RongDing-NMU commented 2 years ago

Hello, I am learning scATAC-seq analysis recently. Thanks to signac package for the great help and good vignettes. But there is a confusing probelm when build ATAC Object.

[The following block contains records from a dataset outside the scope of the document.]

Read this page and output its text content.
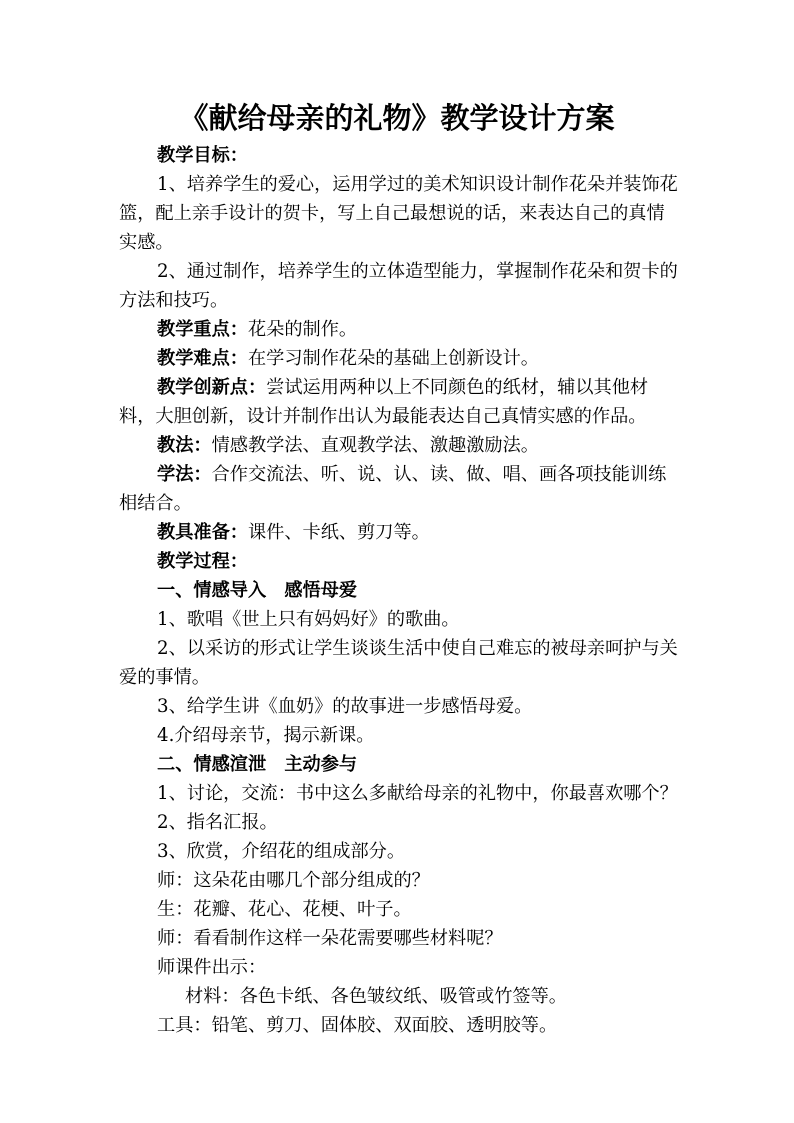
《献给母亲的礼物》教学设计方案

教学目标：

1、培养学生的爱心，运用学过的美术知识设计制作花朵并装饰花篮，配上亲手设计的贺卡，写上自己最想说的话，来表达自己的真情实感。

2、通过制作，培养学生的立体造型能力，掌握制作花朵和贺卡的方法和技巧。

教学重点：花朵的制作。

教学难点：在学习制作花朵的基础上创新设计。

教学创新点：尝试运用两种以上不同颜色的纸材，辅以其他材料，大胆创新，设计并制作出认为最能表达自己真情实感的作品。

教法：情感教学法、直观教学法、激趣激励法。

学法：合作交流法、听、说、认、读、做、唱、画各项技能训练相结合。

教具准备：课件、卡纸、剪刀等。

教学过程：

一、情感导入　感悟母爱

1、歌唱《世上只有妈妈好》的歌曲。

2、以采访的形式让学生谈谈生活中使自己难忘的被母亲呵护与关爱的事情。

3、给学生讲《血奶》的故事进一步感悟母爱。

4.介绍母亲节，揭示新课。

二、情感渲泄　主动参与

1、讨论，交流：书中这么多献给母亲的礼物中，你最喜欢哪个？

2、指名汇报。

3、欣赏，介绍花的组成部分。

师：这朵花由哪几个部分组成的？

生：花瓣、花心、花梗、叶子。

师：看看制作这样一朵花需要哪些材料呢？

师课件出示：

材料：各色卡纸、各色皱纹纸、吸管或竹签等。

工具：铅笔、剪刀、固体胶、双面胶、透明胶等。
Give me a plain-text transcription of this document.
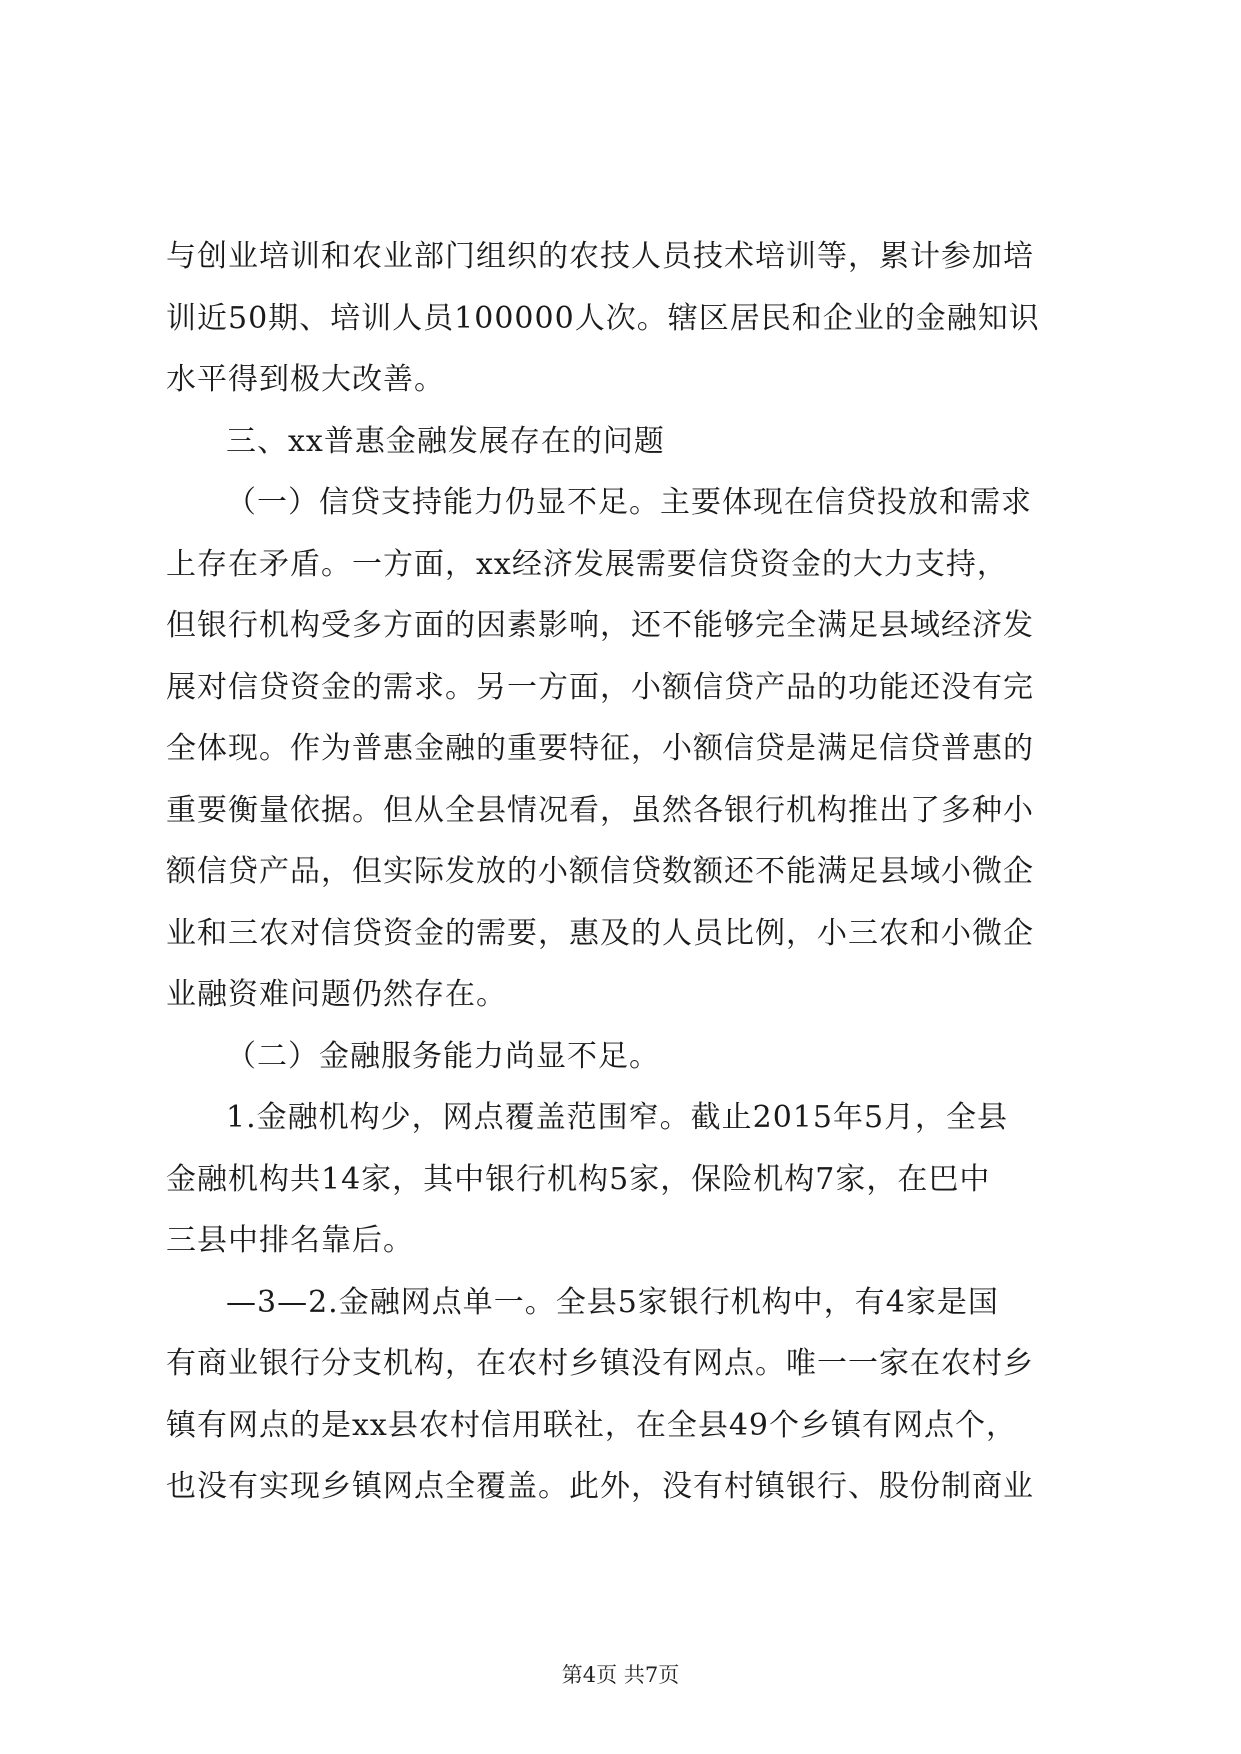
与创业培训和农业部门组织的农技人员技术培训等，累计参加培
训近50期、培训人员100000人次。辖区居民和企业的金融知识
水平得到极大改善。
三、xx普惠金融发展存在的问题
（一）信贷支持能力仍显不足。主要体现在信贷投放和需求
上存在矛盾。一方面，xx经济发展需要信贷资金的大力支持，
但银行机构受多方面的因素影响，还不能够完全满足县域经济发
展对信贷资金的需求。另一方面，小额信贷产品的功能还没有完
全体现。作为普惠金融的重要特征，小额信贷是满足信贷普惠的
重要衡量依据。但从全县情况看，虽然各银行机构推出了多种小
额信贷产品，但实际发放的小额信贷数额还不能满足县域小微企
业和三农对信贷资金的需要，惠及的人员比例，小三农和小微企
业融资难问题仍然存在。
（二）金融服务能力尚显不足。
1.金融机构少，网点覆盖范围窄。截止2015年5月，全县
金融机构共14家，其中银行机构5家，保险机构7家，在巴中
三县中排名靠后。
—3—2.金融网点单一。全县5家银行机构中，有4家是国
有商业银行分支机构，在农村乡镇没有网点。唯一一家在农村乡
镇有网点的是xx县农村信用联社，在全县49个乡镇有网点个，
也没有实现乡镇网点全覆盖。此外，没有村镇银行、股份制商业
第4页 共7页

The matrix built from the filtered_peak_bc_matrix.h5 file seems to be unequal that built from fragments.tsv.gz file. 5k-cell PBMC dataset is provided by 10x Genomics.

Here is the code i am using:

fpath <- "~/Data/pbmc_5k/fragments.tsv.gz" counts.5k <- Read10X_h5("/data/dingrong/Project/pbmc_xk_scATAC/Data/pbmc_5k/filtered_peak_bc_matrix.h5") pbmc5k_assay.counts <- CreateChromatinAssay(counts = counts.5k, sep = c(":", "-"), min.features = 500, fragments = fpath) pbmc5k.counts <- CreateSeuratObject(pbmc5k_assay.counts, assay = "peaks") pbmc5k.counts@assays$peaks@counts[1:5,colnames(pbmc5k.counts)[1:2]] AAACGAAAGACGTCAG-1 AAACGAAAGATTGACA-1 chr1-569218-569595 . . chr1-713583-714675 2 4 chr1-752492-752958 . . chr1-762416-763300 . . chr1-804992-805708 . 2

fpath <- "~/Data/pbmc_5k/fragments.tsv.gz" fragcounts <- CountFragments(fragments = fpath) atac.cells <- fragcounts[fragcounts$frequency_count > 500, "CB"] atac.frags <- CreateFragmentObject(path = fpath, cells = atac.cells) frags.5k <- FeatureMatrix(fragments =atac.frags, features = granges(pbmc5k.counts), cells = atac.cells) pbmc5k_assay.frags <- CreateChromatinAssay(counts = frags.5k, sep = c(":", "-"), min.features = 500) pbmc5k.frags <- CreateSeuratObject(counts = pbmc5k_assay.frags, assay = "peaks") pbmc5k.frags@assays$peaks@counts[1:5,colnames(pbmc5k.counts)[1:2]] AAACGAAAGACGTCAG-1 AAACGAAAGATTGACA-1 chr1-569218-569595 . . chr1-713583-714675 1 2 chr1-752492-752958 . . chr1-762416-763300 . . chr1-804992-805708 . 1

colSums(pbmc5k.counts@assays$peaks@counts)[1:10]/colSums(pbmc5k.frags@assays$peaks@counts)[1:10] AAACGAAAGACGTCAG-1 AAACGAAAGATTGACA-1 AAACGAAAGGGTCCCT-1 AAACGAACAATTGTGC-1 2.0899864 1.4348795 2.9912162 1.2647245 AAACGAACACTCGTGG-1 AAACGAACAGGTAGGT-1 AAACGAACAGGTCCTG-1 AAACGAACATCATAGC-1 1.2063567 0.5656250 0.7837655 2.4370162 AAACGAACATTTCACT-1 AAACGAAGTAACATAG-1 2.7232737 1.0501415

raw_peak <- FeatureMatrix(fragments = Fragments(pbmc5k.counts), features = granges(pbmc5k.counts), cells = > colnames(pbmc5k.counts)) raw_peak.frags <- CreateChromatinAssay(counts = raw_peak, sep = c(":", "-"), min.features = 500) pbmc5k.feature <- CreateSeuratObject(counts = raw_peak.frags, assay = "peaks") pbmc5k.feature@assays$peaks@counts[1:5,colnames(pbmc5k.counts)[1:2]] AAACGAAAGACGTCAG-1 AAACGAAAGATTGACA-1 chr1-569218-569595 . . chr1-713583-714675 1 2 chr1-752492-752958 . . chr1-762416-763300 . . chr1-804992-805708 . 1

colSums(pbmc5k.counts@assays$peaks@counts)[1:10]/colSums(pbmc5k.feature@assays$peaks@counts)[1:10] AAACGAAAGACGTCAG-1 AAACGAAAGATTGACA-1 AAACGAAAGGGTCCCT-1 AAACGAACAATTGTGC-1 1.944468 1.952058 1.893823 1.941899 AAACGAACACTCGTGG-1 AAACGAACAGGTAGGT-1 AAACGAACAGGTCCTG-1 AAACGAACATCATAGC-1 1.945695 1.941019 1.946612 1.932478 AAACGAACATTTCACT-1 AAACGAAGTAACATAG-1 1.890963 1.886840

Thanks

timoast commented 2 years ago

The difference is that cellranger counts the cut sites, Signac counts the fragments, so the counts will be roughly half. This paper suggests that using fragment counts rather than cut sites may be more appropriate, although the practical difference is likely small when using LSI for dimension reduction.